There is a similar trend on the Internet, focusing this time on personal and banking data. With all the scandals that recently came to light about hacking, data stolen and resold on black markets, security on the Internet has become a criterion of trust and success.
Communicating on security
As soon as a web application (website or mobile app) processes data, users are looking for signs of security, showing that the application is trustworthy.
This quest for signs of security is more or less conscious but, in any case, a lack of confidence results in shopping or subscription dropouts.
It is therefore important to show to your users, consumers or customers that you take the security subject really seriously. Communicating clearly and simply will help maintaining and building confidence.
Things you should communicate
Personal data, business and bank data are things users care about.

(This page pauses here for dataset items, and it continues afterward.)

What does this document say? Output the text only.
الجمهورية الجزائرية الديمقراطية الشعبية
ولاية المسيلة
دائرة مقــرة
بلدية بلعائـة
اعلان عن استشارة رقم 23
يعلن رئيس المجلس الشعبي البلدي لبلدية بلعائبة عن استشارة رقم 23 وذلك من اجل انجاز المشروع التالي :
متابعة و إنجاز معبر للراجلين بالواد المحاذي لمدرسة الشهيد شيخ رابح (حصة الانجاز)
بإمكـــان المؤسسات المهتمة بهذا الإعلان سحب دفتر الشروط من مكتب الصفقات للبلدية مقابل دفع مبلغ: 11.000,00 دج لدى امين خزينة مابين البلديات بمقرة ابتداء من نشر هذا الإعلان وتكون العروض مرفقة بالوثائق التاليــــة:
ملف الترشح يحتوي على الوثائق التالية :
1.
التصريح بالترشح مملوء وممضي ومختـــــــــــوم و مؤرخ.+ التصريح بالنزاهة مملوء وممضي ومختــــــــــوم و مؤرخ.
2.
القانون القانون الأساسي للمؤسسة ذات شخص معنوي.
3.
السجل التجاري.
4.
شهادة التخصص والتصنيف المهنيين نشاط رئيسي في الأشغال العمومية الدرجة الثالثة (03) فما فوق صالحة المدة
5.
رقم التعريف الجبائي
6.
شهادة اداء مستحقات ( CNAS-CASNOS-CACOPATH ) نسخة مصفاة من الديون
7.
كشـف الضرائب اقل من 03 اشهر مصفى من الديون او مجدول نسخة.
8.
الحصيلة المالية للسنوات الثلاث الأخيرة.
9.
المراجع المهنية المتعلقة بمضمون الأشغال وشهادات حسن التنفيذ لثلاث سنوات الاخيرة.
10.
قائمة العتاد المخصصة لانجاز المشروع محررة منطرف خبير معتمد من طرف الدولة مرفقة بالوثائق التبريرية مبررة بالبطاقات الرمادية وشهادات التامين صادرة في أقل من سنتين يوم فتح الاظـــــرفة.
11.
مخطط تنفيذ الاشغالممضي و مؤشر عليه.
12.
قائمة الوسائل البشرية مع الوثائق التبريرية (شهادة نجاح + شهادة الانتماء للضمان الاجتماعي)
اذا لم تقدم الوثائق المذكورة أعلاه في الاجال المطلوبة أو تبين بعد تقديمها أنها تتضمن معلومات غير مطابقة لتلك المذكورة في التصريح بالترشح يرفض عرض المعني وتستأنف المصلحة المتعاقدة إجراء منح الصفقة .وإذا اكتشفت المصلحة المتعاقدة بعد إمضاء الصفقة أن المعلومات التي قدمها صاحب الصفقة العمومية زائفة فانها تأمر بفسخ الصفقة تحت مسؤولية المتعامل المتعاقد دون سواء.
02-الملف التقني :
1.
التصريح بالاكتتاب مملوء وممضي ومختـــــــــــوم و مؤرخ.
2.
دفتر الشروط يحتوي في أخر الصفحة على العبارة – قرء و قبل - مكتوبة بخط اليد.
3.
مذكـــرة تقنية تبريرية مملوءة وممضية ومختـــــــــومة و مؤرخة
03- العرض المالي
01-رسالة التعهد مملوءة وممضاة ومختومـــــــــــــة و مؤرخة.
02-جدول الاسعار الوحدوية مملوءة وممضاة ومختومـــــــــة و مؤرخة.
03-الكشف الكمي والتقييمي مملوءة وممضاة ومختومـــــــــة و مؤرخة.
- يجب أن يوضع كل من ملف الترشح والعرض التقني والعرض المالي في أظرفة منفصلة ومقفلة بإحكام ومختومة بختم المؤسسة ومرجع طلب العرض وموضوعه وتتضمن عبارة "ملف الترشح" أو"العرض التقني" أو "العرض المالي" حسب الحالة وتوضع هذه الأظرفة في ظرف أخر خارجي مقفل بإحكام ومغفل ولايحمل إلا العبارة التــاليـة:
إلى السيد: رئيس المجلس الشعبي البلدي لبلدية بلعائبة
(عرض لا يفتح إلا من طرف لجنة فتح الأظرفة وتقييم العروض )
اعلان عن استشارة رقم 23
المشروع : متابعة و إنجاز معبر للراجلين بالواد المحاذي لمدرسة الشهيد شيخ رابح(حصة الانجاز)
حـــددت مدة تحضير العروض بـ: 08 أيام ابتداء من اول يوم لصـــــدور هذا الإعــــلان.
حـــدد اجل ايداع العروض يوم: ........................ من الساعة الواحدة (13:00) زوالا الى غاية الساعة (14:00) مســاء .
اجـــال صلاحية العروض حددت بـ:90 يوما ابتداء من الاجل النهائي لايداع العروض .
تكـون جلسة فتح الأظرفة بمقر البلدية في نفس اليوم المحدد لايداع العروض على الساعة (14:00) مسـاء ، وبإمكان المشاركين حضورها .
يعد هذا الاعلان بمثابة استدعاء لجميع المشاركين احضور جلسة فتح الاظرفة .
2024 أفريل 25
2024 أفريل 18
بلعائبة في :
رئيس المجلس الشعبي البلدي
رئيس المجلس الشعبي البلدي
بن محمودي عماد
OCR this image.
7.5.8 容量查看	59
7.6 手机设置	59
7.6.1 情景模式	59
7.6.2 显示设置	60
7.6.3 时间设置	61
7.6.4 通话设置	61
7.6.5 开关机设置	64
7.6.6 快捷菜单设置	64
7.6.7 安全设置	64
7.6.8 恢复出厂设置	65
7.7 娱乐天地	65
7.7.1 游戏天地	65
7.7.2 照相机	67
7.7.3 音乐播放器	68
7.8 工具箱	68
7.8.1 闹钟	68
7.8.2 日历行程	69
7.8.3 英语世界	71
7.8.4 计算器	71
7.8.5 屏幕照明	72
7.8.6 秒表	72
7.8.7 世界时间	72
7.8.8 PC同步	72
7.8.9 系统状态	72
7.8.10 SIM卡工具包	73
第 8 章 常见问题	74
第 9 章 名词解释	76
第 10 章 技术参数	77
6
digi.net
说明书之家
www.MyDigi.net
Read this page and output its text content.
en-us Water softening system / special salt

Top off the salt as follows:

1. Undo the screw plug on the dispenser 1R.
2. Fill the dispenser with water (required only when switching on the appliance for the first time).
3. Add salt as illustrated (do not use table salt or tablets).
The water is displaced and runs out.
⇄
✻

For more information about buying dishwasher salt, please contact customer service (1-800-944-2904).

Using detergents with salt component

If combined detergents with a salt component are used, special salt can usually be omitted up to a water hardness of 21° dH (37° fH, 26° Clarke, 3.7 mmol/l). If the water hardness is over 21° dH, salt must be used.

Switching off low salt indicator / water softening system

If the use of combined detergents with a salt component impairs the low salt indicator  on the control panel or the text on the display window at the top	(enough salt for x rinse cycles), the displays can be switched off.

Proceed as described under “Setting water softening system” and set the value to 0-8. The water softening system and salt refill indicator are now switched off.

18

It is therefore possible to communicate about the web application architecture. In particular, the resilience of the website hosting is a good argument. You can rely on the reputation of the hosting company if renowned, its quality standards and its infrastructure.
Then, data encryption and more broadly data protection during its transit and storage is a common subject that can help building confidence. How is collected data being stored, transmitted to third parties or protected in case of a system intrusion? (password hashing is an example)
Sharing information about actions you take like security controls or security audits of your web platform is also very important and efficient to show your users that you take their security seriously.
Just as car manufacturers communicate about their vehicles crash test results, actions performed in terms of security audits and penetration tests are likely to generate trust.
Choosing your words carefully to talk about security
Unless your audience is mostly made up of security experts or computer specialists, you can assume your clients know nothing about security. It is then totally useless to use technical terms or to detail improvements you made following your latest security audit.
Using simple words, jargon-free, without abbreviations is much more efficient. Talking about resilience and reputation, solid and secure infrastructure can be great to illustrate the security of your hosting provider. You can also announce that a security audit has been conducted, to reassure customers about your web applications.
Employing a positive vocabulary and avoiding frightening words is essential!
Avoid using words like: data theft, piracy, espionage, flaws… But prefer: secured, robust, tests, resilience…
When should you communicate about security?
Sharing information about security makes sense when you release a new version of your website or mobile app, or release new features. And of course after a major security action like an audit.
If security is not your core business, you should be careful not to publish security-related information too frequently, to avoid a feeling of mistrust that was not your initial intention.
In a nutshell: security is not a taboo, quite the contrary!
Like in other industries, the security of a website must not be a taboo. Talking about it (to bring forward the positive aspects!) will reassure your clients and consolidate the reputation of your brand and services.
You can use your usual communication channels to spread the word: blog, newsletters, social networks.
The security of your applications is a competitive advantage. At equal service, users will choose the most reassuring solution.
So don’t hesitate to communicate, without beating around the bush.